O professor Benjamin construiu assim uma carreira belíssima, sendo professor titular da disciplina que ele tanto amava entre 1978 e 2006. O professor foi chefe de Departamento da Pediatria da EPM-Unifesp e presidiu a Comissão de Pós-Graduação da Pediatria por 12 anos, moldando gerações de cientistas interessados na área da saúde da criança. O professor teve uma atuação vibrante nas diversas instâncias institucionais, fazendo sempre parte das discussões que tem moldado o caminho da nossa Escola.
Vale lembrar que o professor Benjamin também participou ativamente da vida associativa e espalhando sua influência além da Neonatologia, pois foi fundador da Sociedade de Pediatria de São Paulo, presidiu por dois períodos o Comitê de Terapia Intensiva da Sociedade Brasileira de Pediatria, pertenceu ao Departamento de Neonatologia da SBP por quatro períodos, sendo seu presidente em dois deles, foi membro dos Departamentos de Bioética da Sociedade Brasileira de Pediatria e Sociedade de Pediatria de São Paulo e membro do Conselho Curador da Fundação Sociedade Brasileira de Pediatria. Em 2006, foi eleito Acadêmico Titular da Academia Brasileira de Pediatria, ocupando a cadeira n. 10, cujo patrono é o professor Pedro de Alcântara.
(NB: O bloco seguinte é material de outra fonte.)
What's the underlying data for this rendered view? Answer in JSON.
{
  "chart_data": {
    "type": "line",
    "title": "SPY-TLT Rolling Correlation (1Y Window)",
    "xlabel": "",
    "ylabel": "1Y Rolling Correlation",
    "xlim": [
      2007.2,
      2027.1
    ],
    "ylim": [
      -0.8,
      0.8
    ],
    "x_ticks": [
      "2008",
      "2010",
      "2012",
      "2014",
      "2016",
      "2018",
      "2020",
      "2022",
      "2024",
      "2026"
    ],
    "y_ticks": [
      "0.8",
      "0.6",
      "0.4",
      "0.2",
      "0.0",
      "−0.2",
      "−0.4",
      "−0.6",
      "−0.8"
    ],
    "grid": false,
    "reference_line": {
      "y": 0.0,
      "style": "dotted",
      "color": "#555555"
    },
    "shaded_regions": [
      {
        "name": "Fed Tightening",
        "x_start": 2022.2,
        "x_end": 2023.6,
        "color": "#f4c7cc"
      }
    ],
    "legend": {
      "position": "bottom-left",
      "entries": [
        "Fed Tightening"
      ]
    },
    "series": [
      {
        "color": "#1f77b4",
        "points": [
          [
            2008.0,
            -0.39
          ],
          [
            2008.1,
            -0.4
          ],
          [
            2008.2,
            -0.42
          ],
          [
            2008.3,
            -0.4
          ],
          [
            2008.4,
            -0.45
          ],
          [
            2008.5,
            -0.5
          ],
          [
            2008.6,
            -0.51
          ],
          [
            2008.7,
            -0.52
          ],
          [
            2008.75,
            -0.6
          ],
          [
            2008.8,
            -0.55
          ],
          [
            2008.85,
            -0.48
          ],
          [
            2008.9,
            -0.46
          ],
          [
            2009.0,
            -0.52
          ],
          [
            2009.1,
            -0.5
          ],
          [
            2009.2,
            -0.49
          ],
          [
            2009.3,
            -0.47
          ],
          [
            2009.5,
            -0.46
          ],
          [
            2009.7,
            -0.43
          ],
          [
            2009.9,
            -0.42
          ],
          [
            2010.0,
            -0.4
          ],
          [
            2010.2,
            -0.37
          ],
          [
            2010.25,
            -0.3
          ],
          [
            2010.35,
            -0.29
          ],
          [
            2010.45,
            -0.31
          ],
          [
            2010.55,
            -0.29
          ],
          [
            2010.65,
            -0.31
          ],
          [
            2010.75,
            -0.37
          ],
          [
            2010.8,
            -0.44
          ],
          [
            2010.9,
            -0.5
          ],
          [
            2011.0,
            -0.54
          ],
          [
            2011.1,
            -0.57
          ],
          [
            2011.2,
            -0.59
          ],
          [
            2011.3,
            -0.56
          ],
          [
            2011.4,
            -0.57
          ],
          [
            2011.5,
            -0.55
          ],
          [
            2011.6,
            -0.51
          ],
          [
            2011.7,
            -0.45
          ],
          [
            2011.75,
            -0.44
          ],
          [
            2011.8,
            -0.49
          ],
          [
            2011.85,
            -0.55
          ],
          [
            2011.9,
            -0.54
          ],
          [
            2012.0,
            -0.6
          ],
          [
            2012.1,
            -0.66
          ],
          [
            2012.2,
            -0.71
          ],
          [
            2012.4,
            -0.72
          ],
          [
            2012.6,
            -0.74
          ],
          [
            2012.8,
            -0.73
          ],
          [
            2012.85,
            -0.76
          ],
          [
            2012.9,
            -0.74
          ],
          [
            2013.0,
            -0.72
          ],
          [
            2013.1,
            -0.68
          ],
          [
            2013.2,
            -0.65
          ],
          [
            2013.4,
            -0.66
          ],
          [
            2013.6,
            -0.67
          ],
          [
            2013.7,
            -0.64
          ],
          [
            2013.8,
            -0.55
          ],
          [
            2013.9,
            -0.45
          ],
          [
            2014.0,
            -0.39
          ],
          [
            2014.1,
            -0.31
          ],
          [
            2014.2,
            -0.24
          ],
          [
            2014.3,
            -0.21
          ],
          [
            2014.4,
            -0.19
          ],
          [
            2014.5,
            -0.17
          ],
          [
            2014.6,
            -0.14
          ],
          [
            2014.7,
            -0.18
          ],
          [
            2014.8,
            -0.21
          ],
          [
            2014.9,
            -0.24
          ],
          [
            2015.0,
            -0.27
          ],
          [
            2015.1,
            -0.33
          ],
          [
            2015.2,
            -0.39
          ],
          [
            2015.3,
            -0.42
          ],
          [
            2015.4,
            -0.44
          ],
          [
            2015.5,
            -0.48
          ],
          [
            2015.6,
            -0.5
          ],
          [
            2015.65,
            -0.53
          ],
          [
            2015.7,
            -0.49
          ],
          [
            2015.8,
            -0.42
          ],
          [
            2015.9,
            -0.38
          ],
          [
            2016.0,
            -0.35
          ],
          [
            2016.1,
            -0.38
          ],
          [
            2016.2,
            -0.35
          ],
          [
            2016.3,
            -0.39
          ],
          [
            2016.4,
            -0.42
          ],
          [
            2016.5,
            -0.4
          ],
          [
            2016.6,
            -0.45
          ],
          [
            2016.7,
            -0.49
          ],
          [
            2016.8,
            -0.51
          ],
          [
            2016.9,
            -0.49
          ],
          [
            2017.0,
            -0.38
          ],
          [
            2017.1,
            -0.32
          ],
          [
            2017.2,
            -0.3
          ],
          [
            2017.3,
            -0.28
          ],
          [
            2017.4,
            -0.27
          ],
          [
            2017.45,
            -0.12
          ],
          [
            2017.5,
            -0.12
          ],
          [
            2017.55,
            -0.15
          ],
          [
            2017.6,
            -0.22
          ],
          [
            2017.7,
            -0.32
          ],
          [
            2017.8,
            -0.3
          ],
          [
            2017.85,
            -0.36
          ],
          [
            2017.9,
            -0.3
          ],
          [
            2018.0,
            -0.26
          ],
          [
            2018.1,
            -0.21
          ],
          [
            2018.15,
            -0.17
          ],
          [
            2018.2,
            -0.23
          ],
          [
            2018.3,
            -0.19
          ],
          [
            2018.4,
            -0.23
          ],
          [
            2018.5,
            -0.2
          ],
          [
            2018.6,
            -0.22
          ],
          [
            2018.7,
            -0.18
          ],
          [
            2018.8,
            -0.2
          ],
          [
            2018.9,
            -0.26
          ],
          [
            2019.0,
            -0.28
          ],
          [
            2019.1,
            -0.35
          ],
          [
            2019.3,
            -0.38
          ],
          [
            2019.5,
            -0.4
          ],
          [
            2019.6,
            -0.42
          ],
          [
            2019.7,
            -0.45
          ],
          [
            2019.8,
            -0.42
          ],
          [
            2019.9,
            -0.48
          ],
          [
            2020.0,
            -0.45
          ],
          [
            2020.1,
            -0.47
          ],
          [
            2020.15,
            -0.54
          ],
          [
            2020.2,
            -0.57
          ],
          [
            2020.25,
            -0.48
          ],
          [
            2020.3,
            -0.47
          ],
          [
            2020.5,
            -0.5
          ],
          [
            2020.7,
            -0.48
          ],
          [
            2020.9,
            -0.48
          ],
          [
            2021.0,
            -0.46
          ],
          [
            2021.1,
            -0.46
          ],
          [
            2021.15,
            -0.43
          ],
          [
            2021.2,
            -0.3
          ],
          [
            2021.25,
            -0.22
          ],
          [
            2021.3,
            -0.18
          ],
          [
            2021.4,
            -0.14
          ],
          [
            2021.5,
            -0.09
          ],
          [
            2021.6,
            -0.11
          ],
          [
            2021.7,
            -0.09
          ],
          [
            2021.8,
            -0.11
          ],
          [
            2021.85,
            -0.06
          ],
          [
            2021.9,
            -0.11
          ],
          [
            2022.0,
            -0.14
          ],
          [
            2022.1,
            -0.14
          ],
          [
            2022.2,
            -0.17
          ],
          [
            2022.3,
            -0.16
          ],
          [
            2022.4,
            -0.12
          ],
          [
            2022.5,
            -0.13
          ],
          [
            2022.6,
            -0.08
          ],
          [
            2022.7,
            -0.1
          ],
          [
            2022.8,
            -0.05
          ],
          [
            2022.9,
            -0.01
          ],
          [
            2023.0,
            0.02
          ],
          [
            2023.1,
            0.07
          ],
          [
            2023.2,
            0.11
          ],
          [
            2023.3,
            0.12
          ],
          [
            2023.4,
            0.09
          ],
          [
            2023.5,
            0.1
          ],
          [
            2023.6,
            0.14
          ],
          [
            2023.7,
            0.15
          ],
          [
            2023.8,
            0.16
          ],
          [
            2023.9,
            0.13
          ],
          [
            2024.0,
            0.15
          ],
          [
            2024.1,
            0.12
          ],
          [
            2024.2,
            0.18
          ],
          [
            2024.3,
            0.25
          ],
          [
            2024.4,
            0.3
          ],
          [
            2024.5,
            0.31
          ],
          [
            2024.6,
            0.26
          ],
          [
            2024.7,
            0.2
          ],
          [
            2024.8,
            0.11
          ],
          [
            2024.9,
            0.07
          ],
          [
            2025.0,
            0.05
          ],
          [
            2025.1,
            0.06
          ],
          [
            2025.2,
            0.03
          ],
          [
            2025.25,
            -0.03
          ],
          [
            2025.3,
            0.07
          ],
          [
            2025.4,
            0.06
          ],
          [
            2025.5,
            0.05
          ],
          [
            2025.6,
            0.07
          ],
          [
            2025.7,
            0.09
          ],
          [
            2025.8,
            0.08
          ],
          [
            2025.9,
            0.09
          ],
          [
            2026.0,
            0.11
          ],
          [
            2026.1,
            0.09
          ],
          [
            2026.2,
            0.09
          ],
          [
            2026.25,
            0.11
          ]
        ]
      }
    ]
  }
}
Assim, o professor Benjamin soube plantar ideias e estimular os profissionais a dar o seu melhor para o desenvolvimento da ciência e da assistência nas áreas de cuidados intensivos neonatais, seguimento do prematuro e bioética em pediatria. Formou inúmeros discípulos e criou amigos em todos os lugares por onde passou e exerceu sua liderança, que extravasou, em muito, os muros da Escola Paulista de Medicina. Sua atuação nos Departamentos de Neonatologia e Bioética da Sociedade de Pediatria de São Paulo e da Sociedade Brasileira de Pediatria, além da Academia Brasileira de Pediatria, deixou marcas em todos os que conviveram com ele. Marcas de doçura, delicadeza e interesse genuíno pelo próximo, que sempre ficarão em nossos corações.
E nós, docentes, médicos, residentes, todos aqueles que foram e são formados sob a influência desse olhar humanista e generoso do professor Benjamim, consideramos ele um verdadeiro mestre. Por quê? Segundo uma estória recolhida por Martin Buber dos judeus que viviam na Europa Oriental:
Dois sábios conversavam e um deles pediu que o outro lhe dissesse as palavras de seu mestre. -- Os ensinamentos do meu mestre – replicou o primeiro – são como o maná celeste que penetra no corpo e dele não sai. Como, porém, o segundo insistisse, o primeiro sábio abriu a camisa sobre o peito e exclamou: -- Pois olhai dentro do meu coração! Aprendereis então o que é o meu mestre. |
Querido professor Benjamin, se você olhar para nossos corações, você vai se ver em todos eles.